Whoever shot these children, he would find them one day. He swore that he would. He didn’t know when or how, but he would find them one day. Then he would remember this tormented mother and the song that she sang.

A soldier didn’t fight battles for personal reasons or revenge; it was a job, a duty, defending freedom was a call. But this scene of carnage, it drove him. He was a different man now.

Finally, he turned and walked toward his team leader who was making his way from a small field on the south side of the village where the helicopters had set down. The other captain came to a stop before him and the two men stared grimly, measuring the displeasure in each other’s eyes. “Report?” the team leader asked, his voice businesslike.

Sam shifted his feet. “A lot of dead babies.” He gritted his teeth. The other officer was his best friend, a man he trusted with his life, but he was angry at him now, and it showed in his eyes.

The leader nodded to his right, toward a hill on the western side of the village. “It started up there,” he said. “The locals said there were soldiers . . . .”

“I told you!” Sam shot back, his voice seething with rage. “Bono, I told you I saw old Russian APCs. We could have gone after the soldiers and taken them down in their tracks. But no! That’s not our mission, you said! We are here for the child. Well, what is our mission now? You want us to bury these children? Is that why we’re here? We could have taken the soldiers, but what can we do now?”

“Sam,” the leader answered calmly. “I’m not the enemy here.”

Sam took a step back and sucked a deep breath. He pressed his lips and looked around, then slowly shook his head. “I’m sorry,” he answered. “That was out of line. I was venting on you, Bono, and there is no excuse for that.”

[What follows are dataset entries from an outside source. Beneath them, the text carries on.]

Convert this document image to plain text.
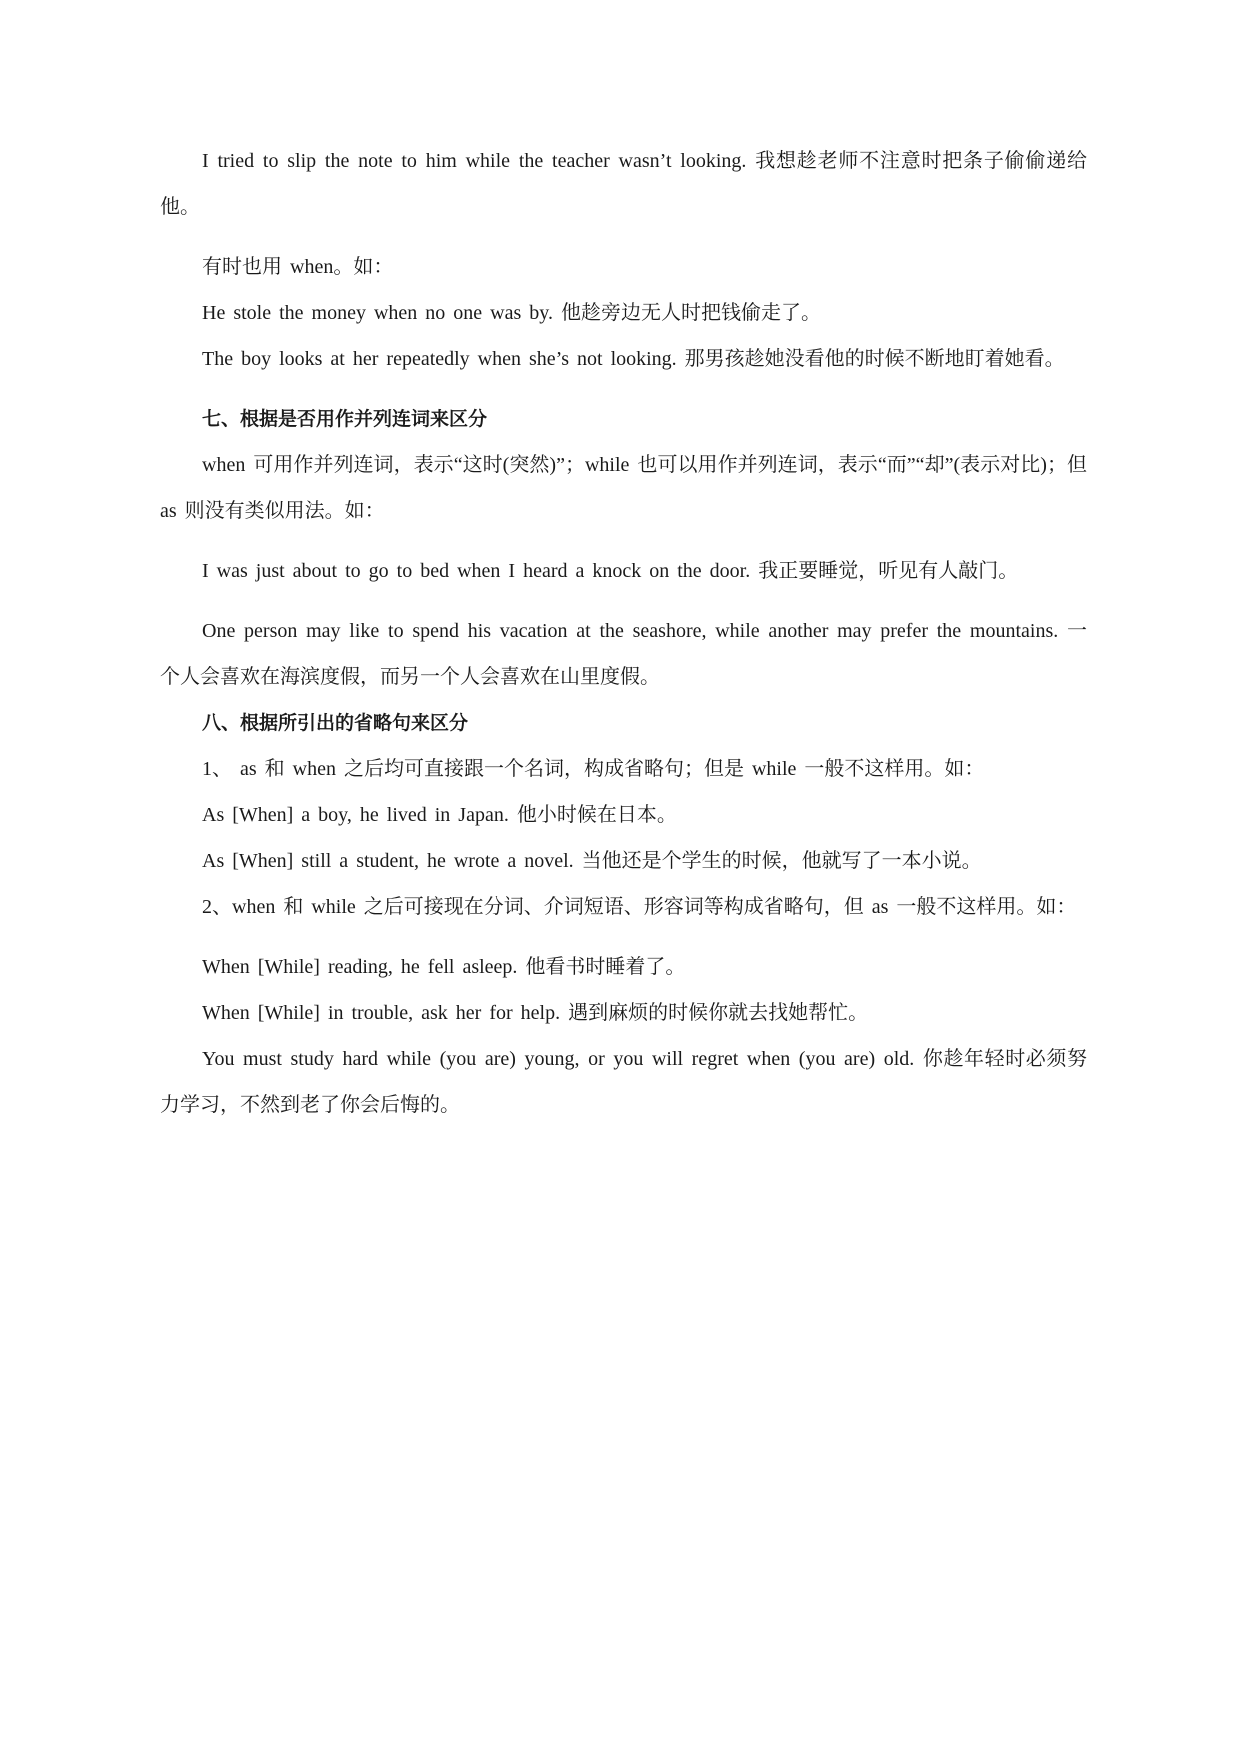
I tried to slip the note to him while the teacher wasn’t looking. 我想趁老师不注意时把条子偷偷递给他。

有时也用 when。如：

He stole the money when no one was by. 他趁旁边无人时把钱偷走了。

The boy looks at her repeatedly when she’s not looking. 那男孩趁她没看他的时候不断地盯着她看。

七、根据是否用作并列连词来区分

when 可用作并列连词，表示“这时(突然)”；while 也可以用作并列连词，表示“而”“却”(表示对比)；但 as 则没有类似用法。如：

I was just about to go to bed when I heard a knock on the door. 我正要睡觉，听见有人敲门。

One person may like to spend his vacation at the seashore, while another may prefer the mountains. 一个人会喜欢在海滨度假，而另一个人会喜欢在山里度假。

八、根据所引出的省略句来区分

1、 as 和 when 之后均可直接跟一个名词，构成省略句；但是 while 一般不这样用。如：

As [When] a boy, he lived in Japan. 他小时候在日本。

As [When] still a student, he wrote a novel. 当他还是个学生的时候，他就写了一本小说。

2、when 和 while 之后可接现在分词、介词短语、形容词等构成省略句，但 as 一般不这样用。如：

When [While] reading, he fell asleep. 他看书时睡着了。

When [While] in trouble, ask her for help. 遇到麻烦的时候你就去找她帮忙。

You must study hard while (you are) young, or you will regret when (you are) old. 你趁年轻时必须努力学习，不然到老了你会后悔的。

The leader watched him closely. “Apology accepted,” he said, but his voice still firm. “And I made the right decision,” he continued. “We did the right thing. This
isn’t
an op. It’s a rescue mission only. We could have gone after the APC, but they were already pulling away. What were we going to do, chase them all the way to Tehran? And we
did
do some good here, we interrupted their work. More importantly, we followed orders. Now come on, get a grip, we don’t have much time. Let’s do what we can, then beat cheeks out of Dodge. We’re still in enemy territory, in the middle of a freakin’ foreign country, let’s not forget that.”

Sam moved his automatic rifle to his other hand. “Roger,” he answered. And though his eyes still burned with rage, it was directed at the carnage around him, not at his friend. He slipped his hand down the butt of his rifle, bringing the short-barreled machine gun to his chest. “And the boy we are looking for? What do we do there?”

The captain worked the wad of gum in his mouth, a stony look on his face. “Any suggestions?” he wondered.

Sam hunched his shoulders around him. “It’s possible he might still be alive.”